How does Yitang Zhang use Cauchy's inequality and Theorem 2 to obtain the error term coming from the $S_2$ sum

That also puzzled me first, but I think it is ok. By Cauchy-Schwarz,

$$ \mathcal E_i \leq \left(\sum_{ d < D^2, d | \mathcal P }\sum_{ c \in \mathcal C_i ( d ) } \tau_3^2(d) \rho_2^2(d) | \Delta( \theta,d,c) |\right)^{1/2}\left(\sum_{ d < D^2 , d | \mathcal P } \sum_{ c \in \mathcal C_i(d) } | \Delta (\theta,d,c)|\right)^{1/2}.$$

In the first parenthesis, $| \Delta( \theta,d,c) |\ll x\mathcal{L}/d$ by trivial estimation (for $d < x$), hence the first parenthesis is $\ll x\mathcal{L}^B$ for some fixed $B>0$. The second parenthesis, on the other hand, is $\ll x\mathcal{L}^{-A}$ for any $A>0$. Combining these, $\mathcal E_i \ll x\mathcal{L}^{-C} $ for any $C>0$, and this is sufficient.

P.S. The first display on page 5 requires a small correction: $\mathcal{E}$ should be multiplied by $\mathcal{L}^{2k_0+2l_0}$, because $\lambda(n)^2$ in (2.2) is not bounded (cf. (9.7) in [6]).
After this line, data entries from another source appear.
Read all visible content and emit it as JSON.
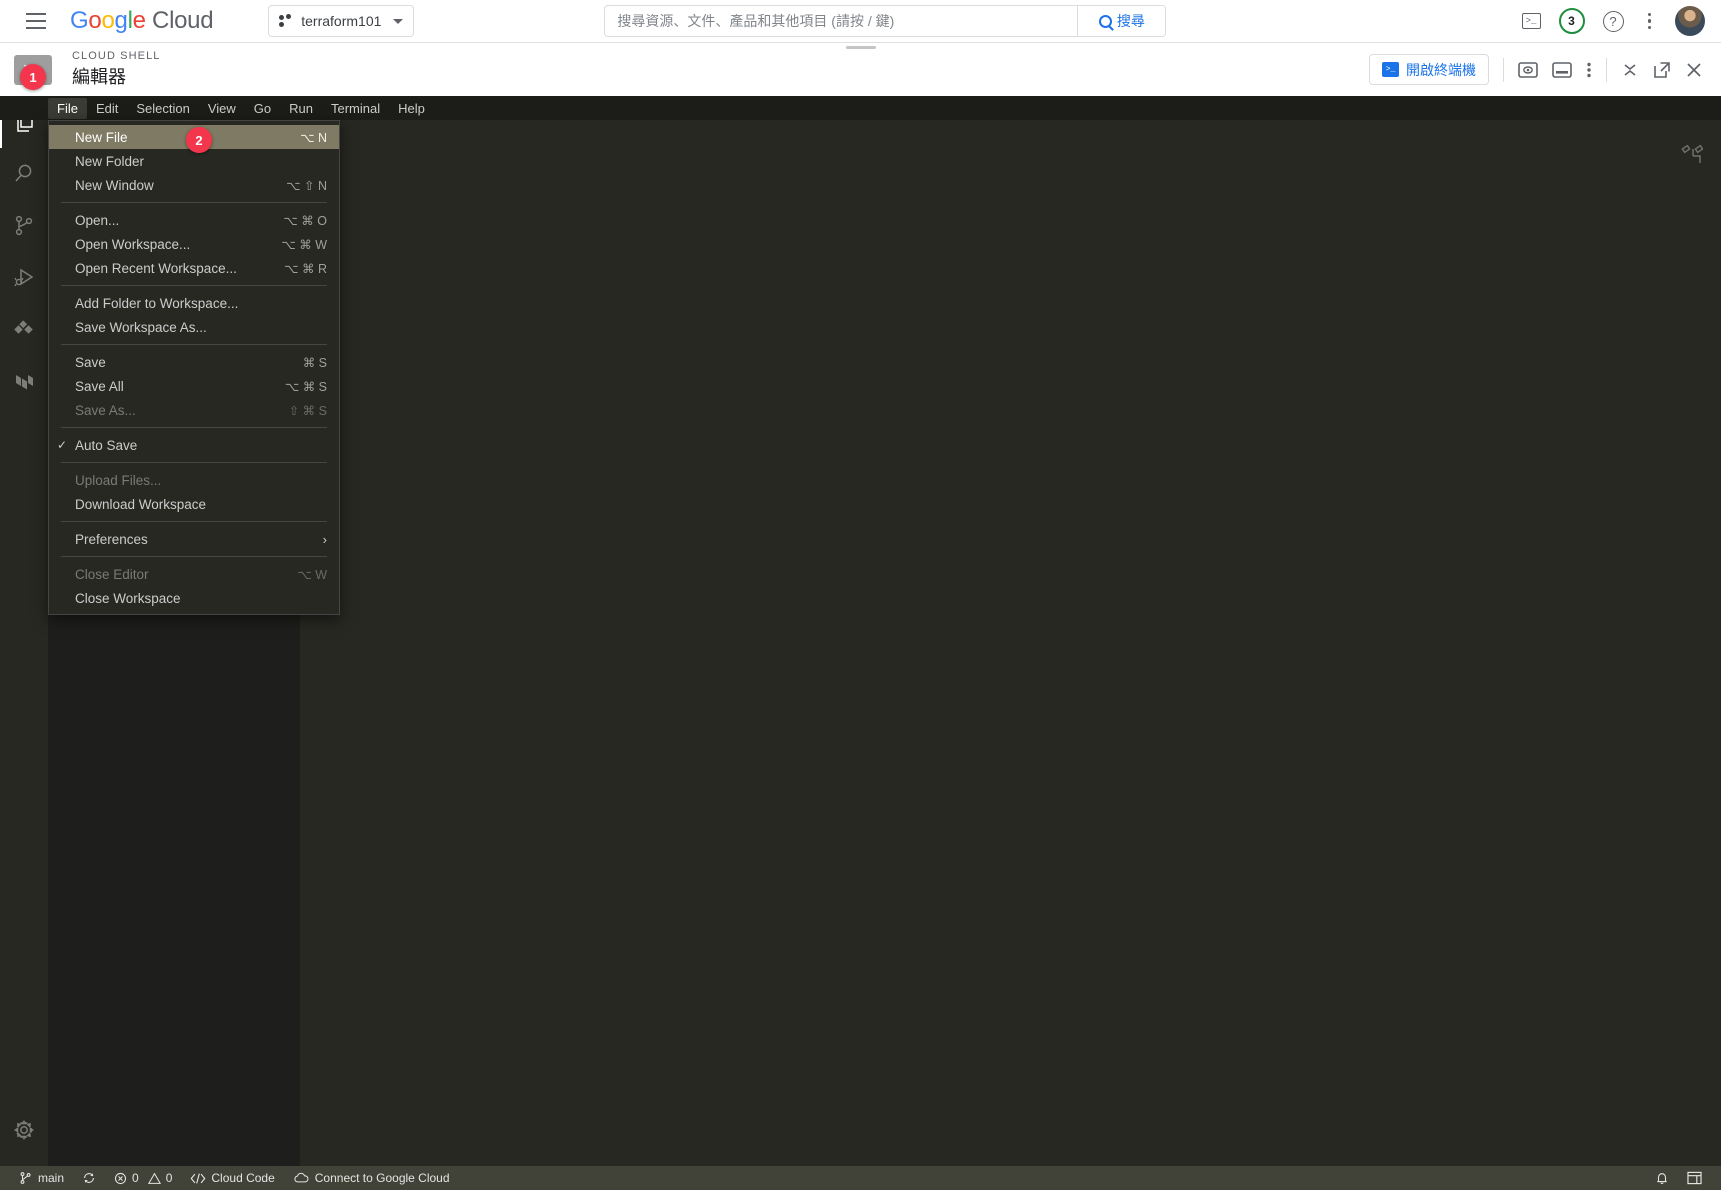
{
  "header": {
    "logo": {
      "g1": "G",
      "o1": "o",
      "o2": "o",
      "g2": "g",
      "l": "l",
      "e": "e",
      "cloud": " Cloud"
    },
    "project": "terraform101",
    "search": {
      "placeholder": "搜尋資源、文件、產品和其他項目 (請按 / 鍵)",
      "value": "",
      "button_label": "搜尋"
    },
    "icons": {
      "terminal": ">_",
      "notifications_count": "3",
      "help": "?"
    }
  },
  "cloudshell": {
    "eyebrow": "CLOUD SHELL",
    "title": "編輯器",
    "shell_glyph": ">_",
    "open_terminal_label": "開啟終端機",
    "open_terminal_glyph": ">_"
  },
  "menubar": {
    "items": [
      {
        "label": "File",
        "active": true
      },
      {
        "label": "Edit",
        "active": false
      },
      {
        "label": "Selection",
        "active": false
      },
      {
        "label": "View",
        "active": false
      },
      {
        "label": "Go",
        "active": false
      },
      {
        "label": "Run",
        "active": false
      },
      {
        "label": "Terminal",
        "active": false
      },
      {
        "label": "Help",
        "active": false
      }
    ]
  },
  "activitybar": {
    "items": [
      {
        "name": "explorer",
        "selected": true
      },
      {
        "name": "search",
        "selected": false
      },
      {
        "name": "source-control",
        "selected": false
      },
      {
        "name": "run-and-debug",
        "selected": false
      },
      {
        "name": "extensions",
        "selected": false
      },
      {
        "name": "terraform",
        "selected": false
      }
    ],
    "settings": "manage-settings"
  },
  "file_menu": {
    "rows": [
      {
        "type": "item",
        "label": "New File",
        "key": "⌥ N",
        "highlight": true,
        "disabled": false,
        "check": false,
        "submenu": false
      },
      {
        "type": "item",
        "label": "New Folder",
        "key": "",
        "highlight": false,
        "disabled": false,
        "check": false,
        "submenu": false
      },
      {
        "type": "item",
        "label": "New Window",
        "key": "⌥ ⇧ N",
        "highlight": false,
        "disabled": false,
        "check": false,
        "submenu": false
      },
      {
        "type": "sep"
      },
      {
        "type": "item",
        "label": "Open...",
        "key": "⌥ ⌘ O",
        "highlight": false,
        "disabled": false,
        "check": false,
        "submenu": false
      },
      {
        "type": "item",
        "label": "Open Workspace...",
        "key": "⌥ ⌘ W",
        "highlight": false,
        "disabled": false,
        "check": false,
        "submenu": false
      },
      {
        "type": "item",
        "label": "Open Recent Workspace...",
        "key": "⌥ ⌘ R",
        "highlight": false,
        "disabled": false,
        "check": false,
        "submenu": false
      },
      {
        "type": "sep"
      },
      {
        "type": "item",
        "label": "Add Folder to Workspace...",
        "key": "",
        "highlight": false,
        "disabled": false,
        "check": false,
        "submenu": false
      },
      {
        "type": "item",
        "label": "Save Workspace As...",
        "key": "",
        "highlight": false,
        "disabled": false,
        "check": false,
        "submenu": false
      },
      {
        "type": "sep"
      },
      {
        "type": "item",
        "label": "Save",
        "key": "⌘ S",
        "highlight": false,
        "disabled": false,
        "check": false,
        "submenu": false
      },
      {
        "type": "item",
        "label": "Save All",
        "key": "⌥ ⌘ S",
        "highlight": false,
        "disabled": false,
        "check": false,
        "submenu": false
      },
      {
        "type": "item",
        "label": "Save As...",
        "key": "⇧ ⌘ S",
        "highlight": false,
        "disabled": true,
        "check": false,
        "submenu": false
      },
      {
        "type": "sep"
      },
      {
        "type": "item",
        "label": "Auto Save",
        "key": "",
        "highlight": false,
        "disabled": false,
        "check": true,
        "submenu": false
      },
      {
        "type": "sep"
      },
      {
        "type": "item",
        "label": "Upload Files...",
        "key": "",
        "highlight": false,
        "disabled": true,
        "check": false,
        "submenu": false
      },
      {
        "type": "item",
        "label": "Download Workspace",
        "key": "",
        "highlight": false,
        "disabled": false,
        "check": false,
        "submenu": false
      },
      {
        "type": "sep"
      },
      {
        "type": "item",
        "label": "Preferences",
        "key": "",
        "highlight": false,
        "disabled": false,
        "check": false,
        "submenu": true
      },
      {
        "type": "sep"
      },
      {
        "type": "item",
        "label": "Close Editor",
        "key": "⌥ W",
        "highlight": false,
        "disabled": true,
        "check": false,
        "submenu": false
      },
      {
        "type": "item",
        "label": "Close Workspace",
        "key": "",
        "highlight": false,
        "disabled": false,
        "check": false,
        "submenu": false
      }
    ]
  },
  "statusbar": {
    "branch": "main",
    "errors": "0",
    "warnings": "0",
    "cloud_code": "Cloud Code",
    "connect": "Connect to Google Cloud"
  },
  "callouts": [
    {
      "number": "1"
    },
    {
      "number": "2"
    }
  ],
  "colors": {
    "editor_bg": "#272822",
    "sidebar_bg": "#1e1f1c",
    "menubar_bg": "#1c1d19",
    "statusbar_bg": "#414339",
    "menu_highlight": "#7f7a63",
    "callout": "#f4364c",
    "google_blue": "#1a73e8",
    "google_green": "#1e8e3e"
  }
}
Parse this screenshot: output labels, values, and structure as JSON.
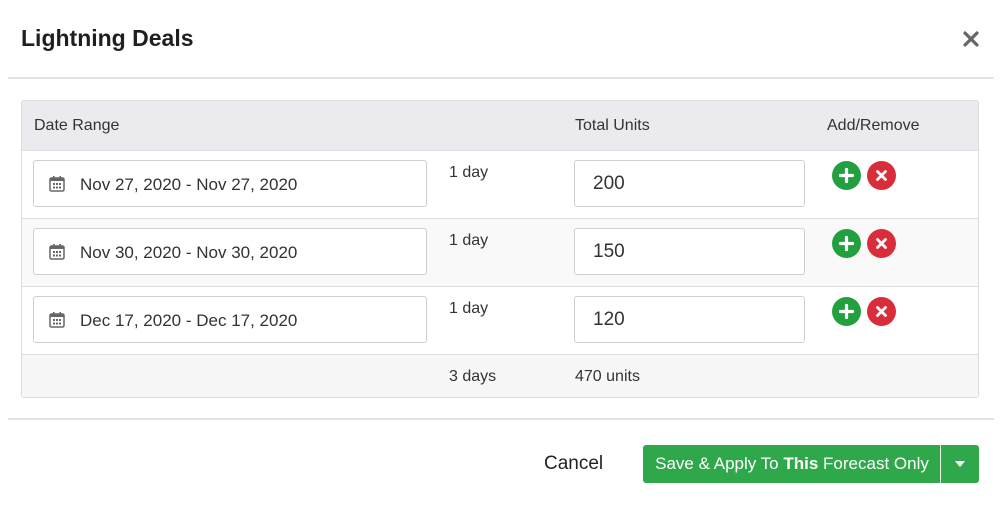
{
  "dialog": {
    "title": "Lightning Deals",
    "close_icon": "close-icon"
  },
  "table": {
    "headers": {
      "date_range": "Date Range",
      "days": "",
      "total_units": "Total Units",
      "add_remove": "Add/Remove"
    },
    "rows": [
      {
        "date_range": "Nov 27, 2020 - Nov 27, 2020",
        "days": "1 day",
        "units": "200"
      },
      {
        "date_range": "Nov 30, 2020 - Nov 30, 2020",
        "days": "1 day",
        "units": "150"
      },
      {
        "date_range": "Dec 17, 2020 - Dec 17, 2020",
        "days": "1 day",
        "units": "120"
      }
    ],
    "totals": {
      "days": "3 days",
      "units": "470 units"
    },
    "icons": {
      "date": "calendar-icon",
      "add": "plus-icon",
      "remove": "x-icon"
    }
  },
  "footer": {
    "cancel_label": "Cancel",
    "save_label_prefix": "Save & Apply To ",
    "save_label_bold": "This",
    "save_label_suffix": " Forecast Only",
    "dropdown_icon": "caret-down-icon"
  },
  "colors": {
    "primary_green": "#2ea84a",
    "add_green": "#22a03f",
    "remove_red": "#d92d3b",
    "header_bg": "#ebebef"
  }
}
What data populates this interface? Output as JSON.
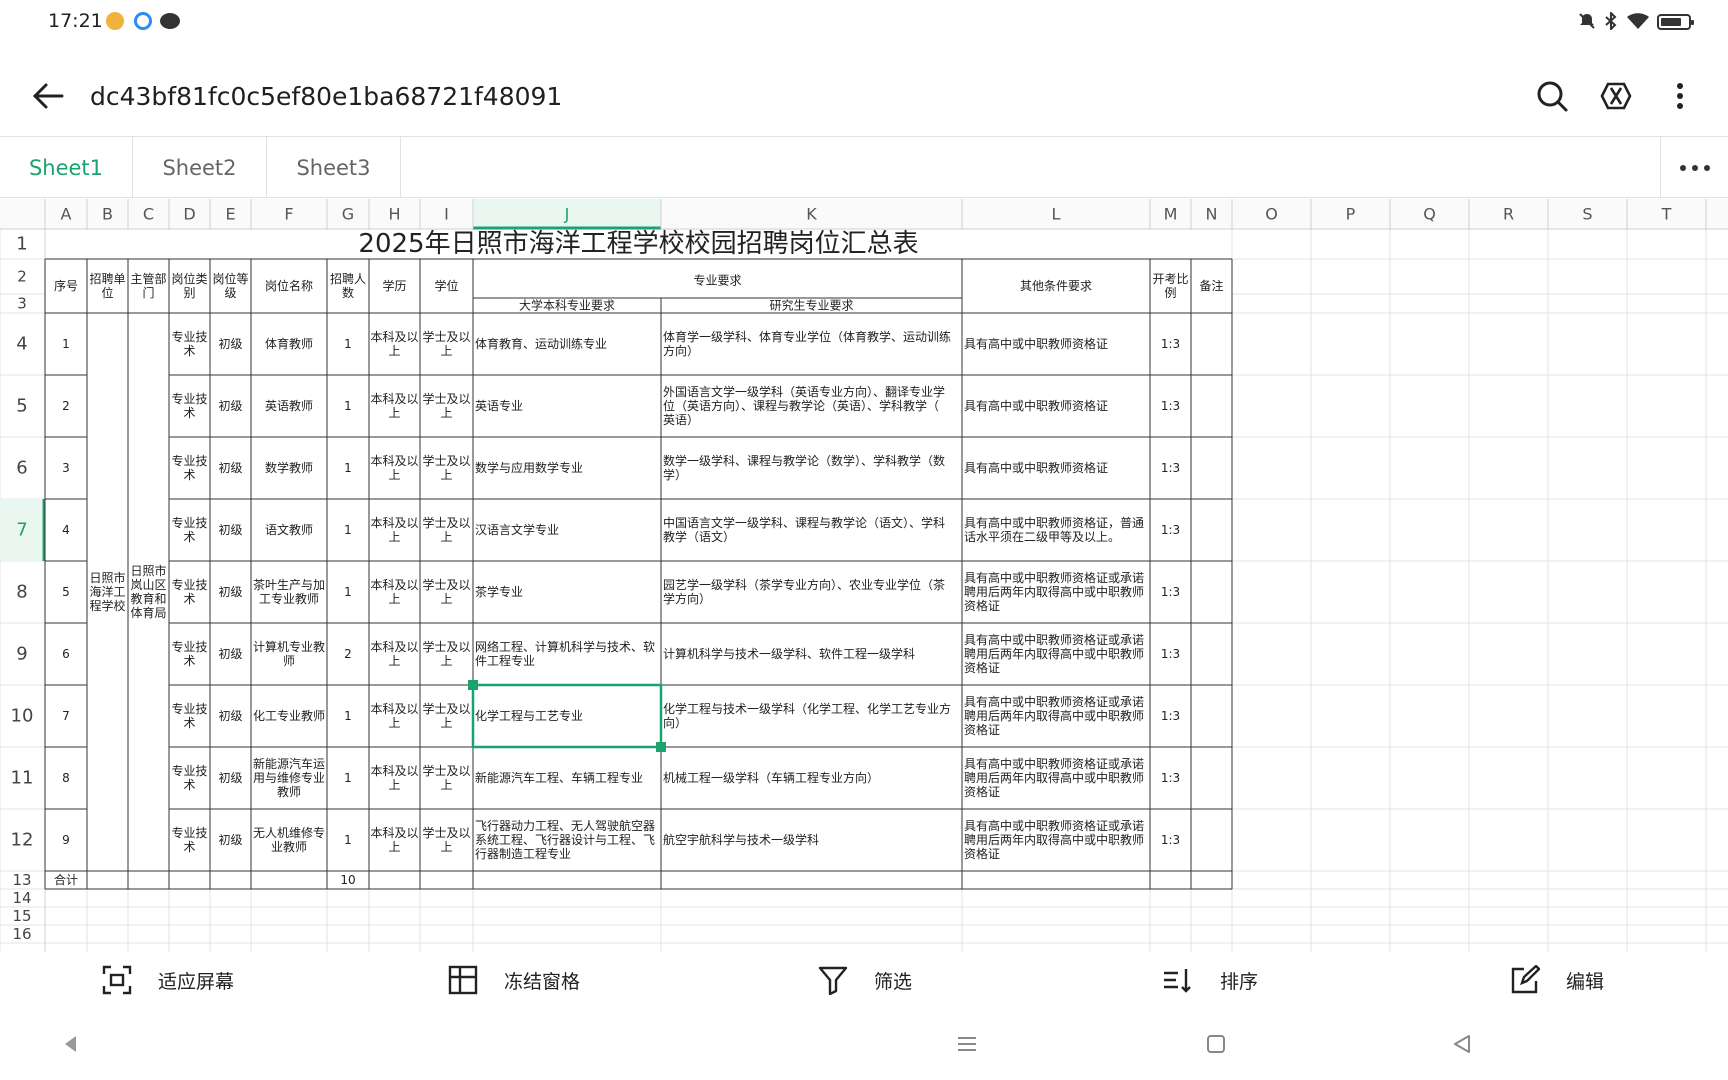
{
  "status_bar": {
    "time": "17:21"
  },
  "header": {
    "title": "dc43bf81fc0c5ef80e1ba68721f48091"
  },
  "sheet_tabs": [
    {
      "label": "Sheet1",
      "active": true
    },
    {
      "label": "Sheet2",
      "active": false
    },
    {
      "label": "Sheet3",
      "active": false
    }
  ],
  "columns": [
    "A",
    "B",
    "C",
    "D",
    "E",
    "F",
    "G",
    "H",
    "I",
    "J",
    "K",
    "L",
    "M",
    "N",
    "O",
    "P",
    "Q",
    "R",
    "S",
    "T"
  ],
  "row_numbers": [
    "1",
    "2",
    "3",
    "4",
    "5",
    "6",
    "7",
    "8",
    "9",
    "10",
    "11",
    "12",
    "13",
    "14",
    "15",
    "16"
  ],
  "selected_cell": "J7",
  "sheet": {
    "title": "2025年日照市海洋工程学校校园招聘岗位汇总表",
    "headers": {
      "no": "序号",
      "unit": "招聘单位",
      "dept": "主管部门",
      "category": "岗位类别",
      "level": "岗位等级",
      "post": "岗位名称",
      "count": "招聘人数",
      "edu": "学历",
      "degree": "学位",
      "major_group": "专业要求",
      "undergrad": "大学本科专业要求",
      "grad": "研究生专业要求",
      "other": "其他条件要求",
      "ratio": "开考比例",
      "note": "备注"
    },
    "merged_unit": "日照市海洋工程学校",
    "merged_dept": "日照市岚山区教育和体育局",
    "rows": [
      {
        "no": "1",
        "category": "专业技术",
        "level": "初级",
        "post": "体育教师",
        "count": "1",
        "edu": "本科及以上",
        "degree": "学士及以上",
        "undergrad": "体育教育、运动训练专业",
        "grad": "体育学一级学科、体育专业学位（体育教学、运动训练方向）",
        "other": "具有高中或中职教师资格证",
        "ratio": "1:3",
        "note": ""
      },
      {
        "no": "2",
        "category": "专业技术",
        "level": "初级",
        "post": "英语教师",
        "count": "1",
        "edu": "本科及以上",
        "degree": "学士及以上",
        "undergrad": "英语专业",
        "grad": "外国语言文学一级学科（英语专业方向）、翻译专业学位（英语方向）、课程与教学论（英语）、学科教学（英语）",
        "other": "具有高中或中职教师资格证",
        "ratio": "1:3",
        "note": ""
      },
      {
        "no": "3",
        "category": "专业技术",
        "level": "初级",
        "post": "数学教师",
        "count": "1",
        "edu": "本科及以上",
        "degree": "学士及以上",
        "undergrad": "数学与应用数学专业",
        "grad": "数学一级学科、课程与教学论（数学）、学科教学（数学）",
        "other": "具有高中或中职教师资格证",
        "ratio": "1:3",
        "note": ""
      },
      {
        "no": "4",
        "category": "专业技术",
        "level": "初级",
        "post": "语文教师",
        "count": "1",
        "edu": "本科及以上",
        "degree": "学士及以上",
        "undergrad": "汉语言文学专业",
        "grad": "中国语言文学一级学科、课程与教学论（语文）、学科教学（语文）",
        "other": "具有高中或中职教师资格证，普通话水平须在二级甲等及以上。",
        "ratio": "1:3",
        "note": ""
      },
      {
        "no": "5",
        "category": "专业技术",
        "level": "初级",
        "post": "茶叶生产与加工专业教师",
        "count": "1",
        "edu": "本科及以上",
        "degree": "学士及以上",
        "undergrad": "茶学专业",
        "grad": "园艺学一级学科（茶学专业方向）、农业专业学位（茶学方向）",
        "other": "具有高中或中职教师资格证或承诺聘用后两年内取得高中或中职教师资格证",
        "ratio": "1:3",
        "note": ""
      },
      {
        "no": "6",
        "category": "专业技术",
        "level": "初级",
        "post": "计算机专业教师",
        "count": "2",
        "edu": "本科及以上",
        "degree": "学士及以上",
        "undergrad": "网络工程、计算机科学与技术、软件工程专业",
        "grad": "计算机科学与技术一级学科、软件工程一级学科",
        "other": "具有高中或中职教师资格证或承诺聘用后两年内取得高中或中职教师资格证",
        "ratio": "1:3",
        "note": ""
      },
      {
        "no": "7",
        "category": "专业技术",
        "level": "初级",
        "post": "化工专业教师",
        "count": "1",
        "edu": "本科及以上",
        "degree": "学士及以上",
        "undergrad": "化学工程与工艺专业",
        "grad": "化学工程与技术一级学科（化学工程、化学工艺专业方向）",
        "other": "具有高中或中职教师资格证或承诺聘用后两年内取得高中或中职教师资格证",
        "ratio": "1:3",
        "note": ""
      },
      {
        "no": "8",
        "category": "专业技术",
        "level": "初级",
        "post": "新能源汽车运用与维修专业教师",
        "count": "1",
        "edu": "本科及以上",
        "degree": "学士及以上",
        "undergrad": "新能源汽车工程、车辆工程专业",
        "grad": "机械工程一级学科（车辆工程专业方向）",
        "other": "具有高中或中职教师资格证或承诺聘用后两年内取得高中或中职教师资格证",
        "ratio": "1:3",
        "note": ""
      },
      {
        "no": "9",
        "category": "专业技术",
        "level": "初级",
        "post": "无人机维修专业教师",
        "count": "1",
        "edu": "本科及以上",
        "degree": "学士及以上",
        "undergrad": "飞行器动力工程、无人驾驶航空器系统工程、飞行器设计与工程、飞行器制造工程专业",
        "grad": "航空宇航科学与技术一级学科",
        "other": "具有高中或中职教师资格证或承诺聘用后两年内取得高中或中职教师资格证",
        "ratio": "1:3",
        "note": ""
      }
    ],
    "total": {
      "label": "合计",
      "count": "10"
    }
  },
  "toolbar": {
    "fit": "适应屏幕",
    "freeze": "冻结窗格",
    "filter": "筛选",
    "sort": "排序",
    "edit": "编辑"
  },
  "colors": {
    "accent": "#1aa26f",
    "grid": "#e3e3e3",
    "border": "#333333",
    "header_bg": "#ffffff"
  }
}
Of course this does not affect the main argument.


The argument is OK (in fact it appears already -- probably as sketchily -- in Goldston, Pintz, Yildirim and certainly many other papers involving the Selberg sieve for instance. The point is to use Cauchy-Schwarz with the square root of the modulus of the error term $\Delta$, and one uses a trivial bound on the error term (it could be of size $D(\log D)^{A}$ for some $A$) in one factor, and Theorem 2 in the second: in other words, one writes

$\sum_d f(d) |\Delta(d)|\leq (\sum_d f(d)^2|\Delta(d)|)^{1/2} (\sum_d |\Delta(d)|)^{1/2}.$


After a conversation with Prof. Terry Tao, he told me to use weighted C-S or split the sum, However, I realized that this can be done by splitting the sum and using the trivial bound, and without appealing to C-S at all.

First sum is $$\sum_{f(d) < L^B} f(d) |\Delta(d)|\ll_A xL^BL^{-A}$$

Second sum is the remaining ones $$\sum_{f(d)>L^B} f(d) |\Delta(d)|\ll\sum_d \frac{f(d)^2}{L^B} \frac{xL}{d}\ll\frac{xL^C}{L^B}$$ for some absolute constant $C$.

Then choose $B>C$, and $A>B$.